Leap day, Galileo day, a day to celebrate the Earth and Science
29 February 2012: Galileo / Earth moves day. We would like to propose to baptize the 29th of February “Galileo Day”: a day of wonder about the beauty of the universe around us. A day of recognition of the benefits of science and of the scientific method. Finally, a day to honor the individuals who stand up for what they know is true.

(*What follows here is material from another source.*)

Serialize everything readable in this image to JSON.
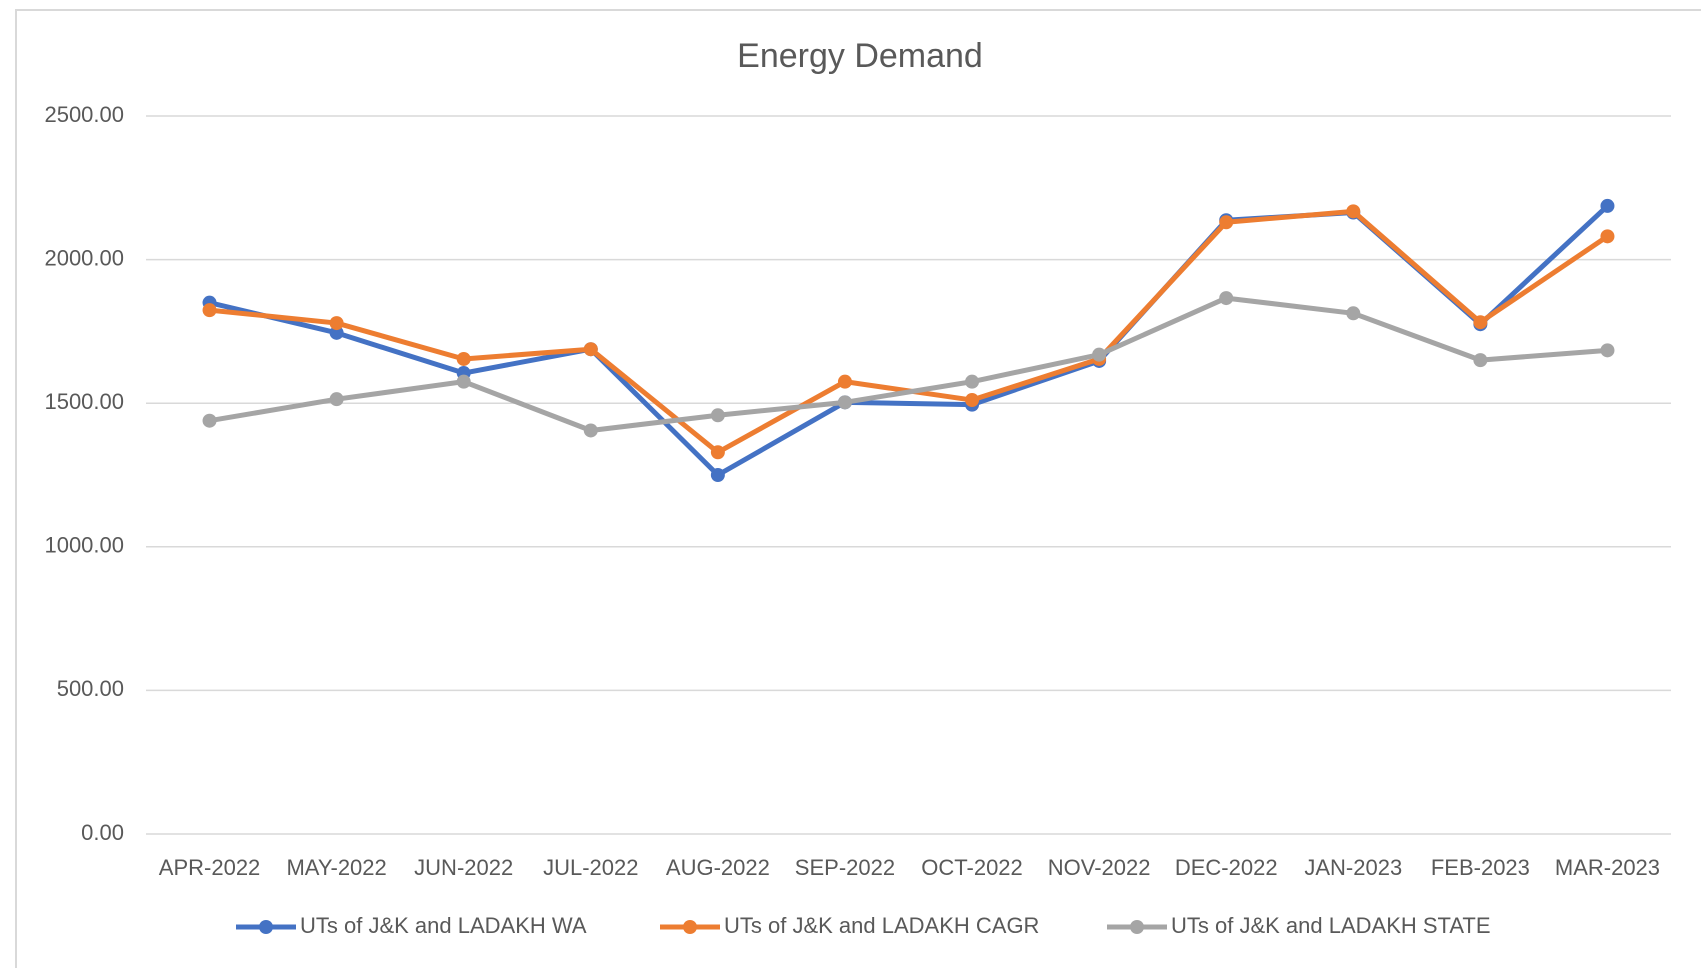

In the schools, it would be good to highlight on this day the history of the human knowledge, and the facts on our position in the universe. Scientific institutions should certainly take a day off, and governments should allow their personnel to attend to Galileo day celebrations. Post Scriptum:
Definition of Galileo Day
The 29th of February. A day of wonder about the beauty of the universe around us. A day of recognition of the benefits of science and of the scientific method. Finally, a day to honor the individuals who stand up for what they know is true.
Call it a day
Leap Day would be a logical name, as it is already in use. However, does it speak sufficiently to the imagination? Galileo Day seems rich with images and meaning (like Columbus Day). However, Galileo is very much part of the Western heritage, and the meaning of this name might be lost beyond the people educated in the fine print of European history. Earth Moves Day is nice, but could be confused with Earth Day, held on the spring equinox or the 22nd of April. Another option would be to allude to the centripetal force that holds us in place, and go for Rodaytion.
For now, as one of the editors has just finished a divine pasta dinner accompanied by a superb Italian wine, Galileo Day is the favorite. However, we are open to support another name, depending on the quality of the associated food and drinks.